FRAPOSA saves the intermediate files related to PCA on the reference set. Specifically, variants used (`{refpref}_vars.dat`), 
the mean and standard deviation of each variant (`{refpref}_mnsd.dat`), singular values (`{refpref}_s.dat`), reference 
PC loadings (`{refpref}_U.dat`), scaled (`{refpref}.pcs`) and unscaled (`refpref_V.dat`) reference PC scores are saved
and will be automatically loaded if the same reference set is used again. This avoids running PCA on the same reference 
set multiple times, especially in the case when the study samples are split into batches and are analyzed with the same 
reference set.

**WARNING**: FRAPOSA only checks whether the reference set file prefix is the same when deciding whether to load the 
intermediate files. It does *not* detect whether the parameters have been changed.


# Postprocessing

## Predict ancestry memberships

After predicting the study samples' PC scores, their ancestry memberships can also be predicted, if the reference 
ancestry information `refpref.popu` is provided. Running
```
./predstupopu.py refpref stupref
```
will produce `stupref.popu`, which contains

- IDs (columns 1 and 2)
- the population that the study sample most likely belongs to (column 3)
- how likely the study sample belongs to the population in column 3 (column 4)
- The distance between the study sample and the nearest reference sample (column 5)
- How likely the study sample belongs to each of the refrence populations
(columns 6 to 6+q-1, where q is the number of reference populations)
- Names of the refrence populations. This is the same in every row. (columns 6+q to 6+2q-1)

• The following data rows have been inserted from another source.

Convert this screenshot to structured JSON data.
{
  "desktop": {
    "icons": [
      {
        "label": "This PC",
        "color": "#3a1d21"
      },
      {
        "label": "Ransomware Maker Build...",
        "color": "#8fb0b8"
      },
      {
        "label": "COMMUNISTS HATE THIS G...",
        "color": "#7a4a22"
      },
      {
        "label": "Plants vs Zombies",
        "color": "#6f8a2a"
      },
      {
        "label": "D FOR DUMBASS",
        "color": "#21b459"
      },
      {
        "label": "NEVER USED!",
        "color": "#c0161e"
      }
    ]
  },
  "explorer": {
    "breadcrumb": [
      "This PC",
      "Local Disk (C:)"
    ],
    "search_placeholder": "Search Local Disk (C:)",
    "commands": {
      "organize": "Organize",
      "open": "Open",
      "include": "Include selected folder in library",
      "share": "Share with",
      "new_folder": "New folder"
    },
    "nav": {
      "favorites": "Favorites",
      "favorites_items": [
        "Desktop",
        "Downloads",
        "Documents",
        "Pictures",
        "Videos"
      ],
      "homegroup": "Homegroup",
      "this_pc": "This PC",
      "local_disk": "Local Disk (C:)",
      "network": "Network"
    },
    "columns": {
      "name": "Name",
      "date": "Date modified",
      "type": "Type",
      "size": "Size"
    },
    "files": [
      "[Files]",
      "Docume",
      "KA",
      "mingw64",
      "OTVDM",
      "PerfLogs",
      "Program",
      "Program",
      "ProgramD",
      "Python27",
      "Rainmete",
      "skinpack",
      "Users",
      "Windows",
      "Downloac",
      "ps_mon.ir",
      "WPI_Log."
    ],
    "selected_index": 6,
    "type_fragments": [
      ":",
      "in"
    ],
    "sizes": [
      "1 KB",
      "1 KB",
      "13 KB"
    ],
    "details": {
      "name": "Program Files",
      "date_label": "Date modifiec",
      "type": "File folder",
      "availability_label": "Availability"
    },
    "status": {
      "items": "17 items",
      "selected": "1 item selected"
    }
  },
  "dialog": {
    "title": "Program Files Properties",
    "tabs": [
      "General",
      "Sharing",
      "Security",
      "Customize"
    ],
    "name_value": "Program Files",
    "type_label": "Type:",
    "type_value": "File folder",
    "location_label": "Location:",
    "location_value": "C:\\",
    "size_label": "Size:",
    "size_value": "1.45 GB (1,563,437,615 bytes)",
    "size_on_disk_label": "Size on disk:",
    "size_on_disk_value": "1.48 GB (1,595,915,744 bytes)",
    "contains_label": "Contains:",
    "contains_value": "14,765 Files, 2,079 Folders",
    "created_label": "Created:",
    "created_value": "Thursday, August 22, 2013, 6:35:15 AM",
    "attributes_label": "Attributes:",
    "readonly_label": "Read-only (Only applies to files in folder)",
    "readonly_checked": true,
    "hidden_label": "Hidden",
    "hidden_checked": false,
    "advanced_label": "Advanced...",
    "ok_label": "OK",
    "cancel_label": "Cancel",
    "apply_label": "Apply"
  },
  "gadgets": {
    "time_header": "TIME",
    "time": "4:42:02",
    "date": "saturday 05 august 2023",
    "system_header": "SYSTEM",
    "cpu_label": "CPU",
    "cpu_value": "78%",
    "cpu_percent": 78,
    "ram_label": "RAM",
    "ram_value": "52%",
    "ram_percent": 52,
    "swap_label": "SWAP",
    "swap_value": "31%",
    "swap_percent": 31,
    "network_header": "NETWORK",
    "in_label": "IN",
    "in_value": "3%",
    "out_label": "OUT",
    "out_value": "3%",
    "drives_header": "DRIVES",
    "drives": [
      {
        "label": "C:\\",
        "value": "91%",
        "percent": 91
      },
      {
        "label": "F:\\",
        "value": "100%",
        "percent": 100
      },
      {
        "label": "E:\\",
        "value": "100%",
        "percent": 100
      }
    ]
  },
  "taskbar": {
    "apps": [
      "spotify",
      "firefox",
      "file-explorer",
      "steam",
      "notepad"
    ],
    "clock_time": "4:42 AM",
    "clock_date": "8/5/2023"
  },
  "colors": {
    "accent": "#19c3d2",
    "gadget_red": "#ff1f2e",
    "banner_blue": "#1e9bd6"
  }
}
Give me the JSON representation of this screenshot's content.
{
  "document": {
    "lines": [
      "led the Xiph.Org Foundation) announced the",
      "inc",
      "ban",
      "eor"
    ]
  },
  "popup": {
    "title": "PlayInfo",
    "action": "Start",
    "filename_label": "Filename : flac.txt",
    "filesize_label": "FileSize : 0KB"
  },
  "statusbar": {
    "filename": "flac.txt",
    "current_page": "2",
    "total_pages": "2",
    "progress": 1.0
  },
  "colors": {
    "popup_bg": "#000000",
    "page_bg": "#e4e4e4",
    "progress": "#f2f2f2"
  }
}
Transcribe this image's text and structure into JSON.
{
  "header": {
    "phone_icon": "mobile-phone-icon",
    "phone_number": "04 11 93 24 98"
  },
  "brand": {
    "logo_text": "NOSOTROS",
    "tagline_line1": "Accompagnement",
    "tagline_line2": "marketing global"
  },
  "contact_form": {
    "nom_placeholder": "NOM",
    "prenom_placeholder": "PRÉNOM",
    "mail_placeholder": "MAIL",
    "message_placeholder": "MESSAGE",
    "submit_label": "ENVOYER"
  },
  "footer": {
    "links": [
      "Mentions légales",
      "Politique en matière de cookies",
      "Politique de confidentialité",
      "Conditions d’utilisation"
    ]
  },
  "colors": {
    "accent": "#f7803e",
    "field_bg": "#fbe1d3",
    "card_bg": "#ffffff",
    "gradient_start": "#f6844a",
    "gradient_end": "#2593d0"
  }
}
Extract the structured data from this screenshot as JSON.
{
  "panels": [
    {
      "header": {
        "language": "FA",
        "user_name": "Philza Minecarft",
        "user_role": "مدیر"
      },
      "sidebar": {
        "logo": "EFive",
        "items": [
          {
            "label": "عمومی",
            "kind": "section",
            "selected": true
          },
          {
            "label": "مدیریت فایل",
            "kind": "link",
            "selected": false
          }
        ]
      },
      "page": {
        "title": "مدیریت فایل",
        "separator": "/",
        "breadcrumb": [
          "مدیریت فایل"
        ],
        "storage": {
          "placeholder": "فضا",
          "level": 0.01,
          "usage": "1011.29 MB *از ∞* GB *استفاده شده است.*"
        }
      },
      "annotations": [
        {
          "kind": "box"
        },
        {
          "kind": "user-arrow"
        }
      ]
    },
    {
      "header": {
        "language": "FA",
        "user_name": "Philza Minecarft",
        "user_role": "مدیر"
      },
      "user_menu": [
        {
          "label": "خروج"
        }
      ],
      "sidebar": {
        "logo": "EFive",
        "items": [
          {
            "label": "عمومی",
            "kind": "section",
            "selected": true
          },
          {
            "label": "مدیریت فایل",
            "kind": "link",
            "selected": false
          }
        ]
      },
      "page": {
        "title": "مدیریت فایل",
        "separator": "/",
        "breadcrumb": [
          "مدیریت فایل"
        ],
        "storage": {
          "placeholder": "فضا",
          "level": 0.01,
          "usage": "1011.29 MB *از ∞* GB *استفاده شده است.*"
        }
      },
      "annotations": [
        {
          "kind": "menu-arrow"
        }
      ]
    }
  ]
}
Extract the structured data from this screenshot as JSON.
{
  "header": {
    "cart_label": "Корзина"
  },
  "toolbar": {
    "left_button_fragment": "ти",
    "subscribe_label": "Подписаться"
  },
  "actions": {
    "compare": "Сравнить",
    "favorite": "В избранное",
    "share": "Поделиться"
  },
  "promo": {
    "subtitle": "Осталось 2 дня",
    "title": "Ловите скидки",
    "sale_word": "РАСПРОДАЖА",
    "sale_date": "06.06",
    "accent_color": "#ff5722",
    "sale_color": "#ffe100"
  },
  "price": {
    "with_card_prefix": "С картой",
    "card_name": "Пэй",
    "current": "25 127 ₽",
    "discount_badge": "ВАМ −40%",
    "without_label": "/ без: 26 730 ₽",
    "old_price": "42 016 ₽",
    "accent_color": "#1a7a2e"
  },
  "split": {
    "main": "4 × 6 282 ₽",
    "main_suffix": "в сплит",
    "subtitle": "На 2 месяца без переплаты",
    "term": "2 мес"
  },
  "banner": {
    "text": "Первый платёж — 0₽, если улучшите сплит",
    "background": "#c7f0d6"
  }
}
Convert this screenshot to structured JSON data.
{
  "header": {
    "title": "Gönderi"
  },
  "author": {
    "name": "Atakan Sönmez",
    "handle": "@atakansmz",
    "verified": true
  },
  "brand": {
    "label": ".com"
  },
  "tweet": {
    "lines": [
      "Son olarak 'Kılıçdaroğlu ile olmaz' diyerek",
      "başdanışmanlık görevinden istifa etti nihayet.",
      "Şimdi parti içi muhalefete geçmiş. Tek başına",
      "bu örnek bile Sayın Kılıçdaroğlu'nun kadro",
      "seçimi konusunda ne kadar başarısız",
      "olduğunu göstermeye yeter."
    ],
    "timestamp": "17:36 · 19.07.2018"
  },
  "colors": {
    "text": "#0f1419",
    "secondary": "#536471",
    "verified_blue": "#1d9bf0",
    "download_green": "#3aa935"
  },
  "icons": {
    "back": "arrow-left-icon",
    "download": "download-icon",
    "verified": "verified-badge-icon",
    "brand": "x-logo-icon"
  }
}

Population prediction is done by using the k-nearest neighbor algorithm
to classify the study PC scores with respect to the reference PC scores.
You can set the number of neighbors or the method for calculating the weights by using
```
./predstupopu.py --nneighbors 20 --weights uniform refpref stupref 
```

## Plot the PC scores
A simple script for plotting the PC scores is included:
```
./plotpcs.py refpref stupref
```
The PC plot will be saved to `refpref.png`.

# Data

An example data set can be found [here](https://upenn.app.box.com/v/fraposa-demo), which includes
- Reference data (`thousandGenomes.{bed,bim,fam,popu}`)
    - This data set contains the 2,492 unrelated samples from the 1000 Genomes project with 637,177 SNPs that are included in the Human Genome Diversity Project. The population memberships of the samples are also provided.
- Study data (`exampleStudySamples.{bed,bim,fam}`)
    -  This data set contains 500 samples with 145,282 SNPs. The ancestry information of these samples can be predicted by FRAPOSA.